Here are some reasons to consider the United States as your destination.

1. Academic Quality

In most cases, American universities are well-funded. This means that they can build first-class facilities for students and professors like libraries, laboratories, and places for student activities, etc. And, they can afford to pay some of the best minds in the world to teach and do research in their outstanding facilities.

But it’s important to understand the liberal arts philosophy of most American universities. Most undergraduate programs offer four year programs because they require students to take courses outside of their major. So, a successful student is expected to explore courses in other departments and be involved with extracurricular activities. This creates a lot of flexibility for students and allows for students to change their major or pursue a second major or a minor (secondary area of study).

2. Quality of Experiences 

American universities expect students to change while on campus. And, if you talk to a typical graduate, you most often will find this is the case. Students either discover another side of themselves or of the world. They have the opportunity to live in dormitories, fraternities/sororities, or co-ops with all types of people. They can join campus clubs that interest them and become involved with issues or even become leaders. They can do internships and be challenged like never before.

Once a student finishes at a major university, there usually is a bond between the alumni and their university because they have recognized that their life has changed for the better because of the institution. Through following sports, making donations, attending alumni events, etc. graduates express this life-long connection.

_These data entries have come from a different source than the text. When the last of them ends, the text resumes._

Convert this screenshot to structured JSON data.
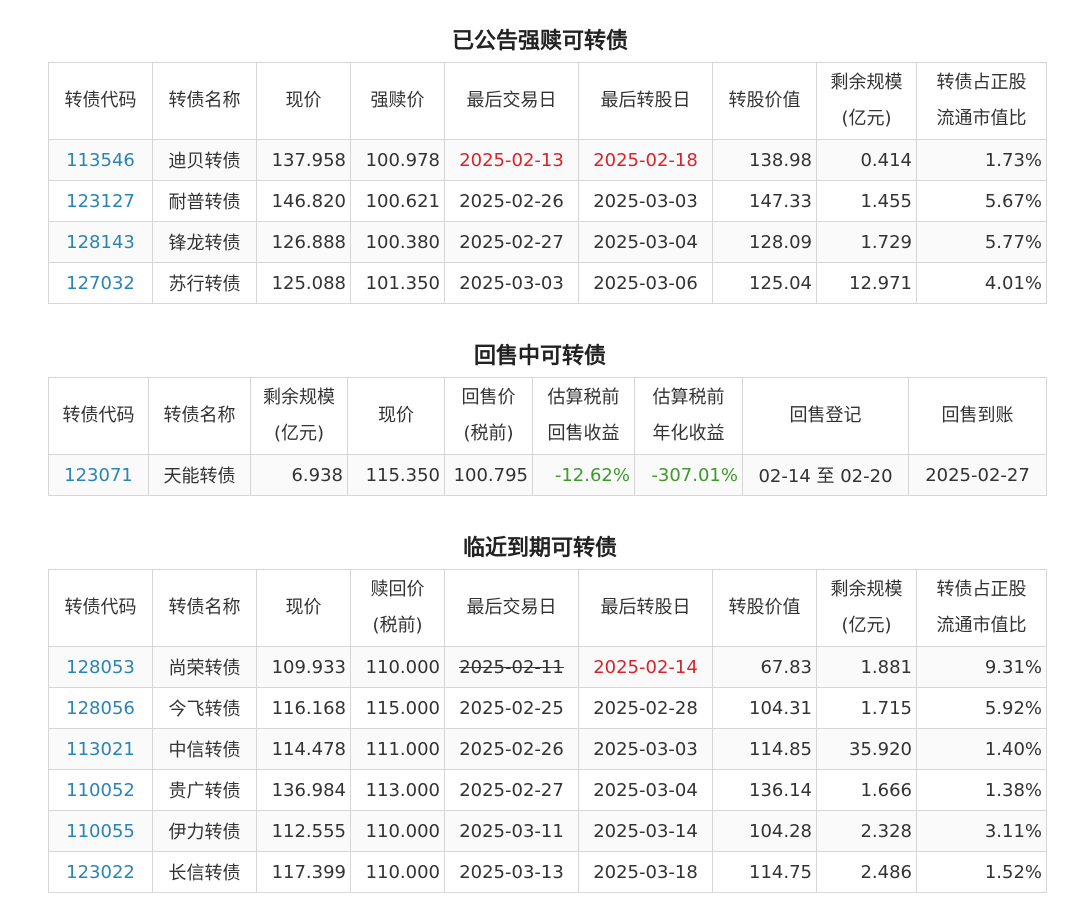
{
  "colors": {
    "code": "#2a84b5",
    "red": "#d8232a",
    "green": "#3d9a2a",
    "border": "#d6d6d6"
  },
  "redemption": {
    "title": "已公告强赎可转债",
    "headers": [
      "转债代码",
      "转债名称",
      "现价",
      "强赎价",
      "最后交易日",
      "最后转股日",
      "转股价值",
      "剩余规模|(亿元)",
      "转债占正股|流通市值比"
    ],
    "rows": [
      [
        "113546",
        "迪贝转债",
        "137.958",
        "100.978",
        "2025-02-13",
        "2025-02-18",
        "138.98",
        "0.414",
        "1.73%"
      ],
      [
        "123127",
        "耐普转债",
        "146.820",
        "100.621",
        "2025-02-26",
        "2025-03-03",
        "147.33",
        "1.455",
        "5.67%"
      ],
      [
        "128143",
        "锋龙转债",
        "126.888",
        "100.380",
        "2025-02-27",
        "2025-03-04",
        "128.09",
        "1.729",
        "5.77%"
      ],
      [
        "127032",
        "苏行转债",
        "125.088",
        "101.350",
        "2025-03-03",
        "2025-03-06",
        "125.04",
        "12.971",
        "4.01%"
      ]
    ]
  },
  "putback": {
    "title": "回售中可转债",
    "headers": [
      "转债代码",
      "转债名称",
      "剩余规模|(亿元)",
      "现价",
      "回售价|(税前)",
      "估算税前|回售收益",
      "估算税前|年化收益",
      "回售登记",
      "回售到账"
    ],
    "rows": [
      [
        "123071",
        "天能转债",
        "6.938",
        "115.350",
        "100.795",
        "-12.62%",
        "-307.01%",
        "02-14 至 02-20",
        "2025-02-27"
      ]
    ]
  },
  "maturity": {
    "title": "临近到期可转债",
    "headers": [
      "转债代码",
      "转债名称",
      "现价",
      "赎回价|(税前)",
      "最后交易日",
      "最后转股日",
      "转股价值",
      "剩余规模|(亿元)",
      "转债占正股|流通市值比"
    ],
    "rows": [
      [
        "128053",
        "尚荣转债",
        "109.933",
        "110.000",
        "2025-02-11",
        "2025-02-14",
        "67.83",
        "1.881",
        "9.31%"
      ],
      [
        "128056",
        "今飞转债",
        "116.168",
        "115.000",
        "2025-02-25",
        "2025-02-28",
        "104.31",
        "1.715",
        "5.92%"
      ],
      [
        "113021",
        "中信转债",
        "114.478",
        "111.000",
        "2025-02-26",
        "2025-03-03",
        "114.85",
        "35.920",
        "1.40%"
      ],
      [
        "110052",
        "贵广转债",
        "136.984",
        "113.000",
        "2025-02-27",
        "2025-03-04",
        "136.14",
        "1.666",
        "1.38%"
      ],
      [
        "110055",
        "伊力转债",
        "112.555",
        "110.000",
        "2025-03-11",
        "2025-03-14",
        "104.28",
        "2.328",
        "3.11%"
      ],
      [
        "123022",
        "长信转债",
        "117.399",
        "110.000",
        "2025-03-13",
        "2025-03-18",
        "114.75",
        "2.486",
        "1.52%"
      ]
    ]
  }
}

3. Reputation and Rankings 

This is probably the number one reason why Indonesians and others are interested in attending a university in the US. If you check well-known university ranking lists, you will see many American universities mentioned. Many people feel they will get better jobs or have more prestige if they go to a highly-ranked university. This may or may not be true. As was recently mentioned at a workshop by Indonesia Mengglobal, someone can graduate from Harvard and still fail in life. Success is about taking advantage of your opportunities, developing meaningful connections and having purpose in your life. And it is true that at a highly ranked university you may have more opportunities. But some students find more success at smaller universities.

4. Costs 

Obviously, studying overseas is expensive. You want the best value for the dollar. Even though the US is number one in highly ranked universities, it is not the most expensive country. As a recent EducationUSA flyer explained, the tuition range is lower than that in the UK and Australia and with opportunities to work on campus and off-campus, a student can help contribute to the costs.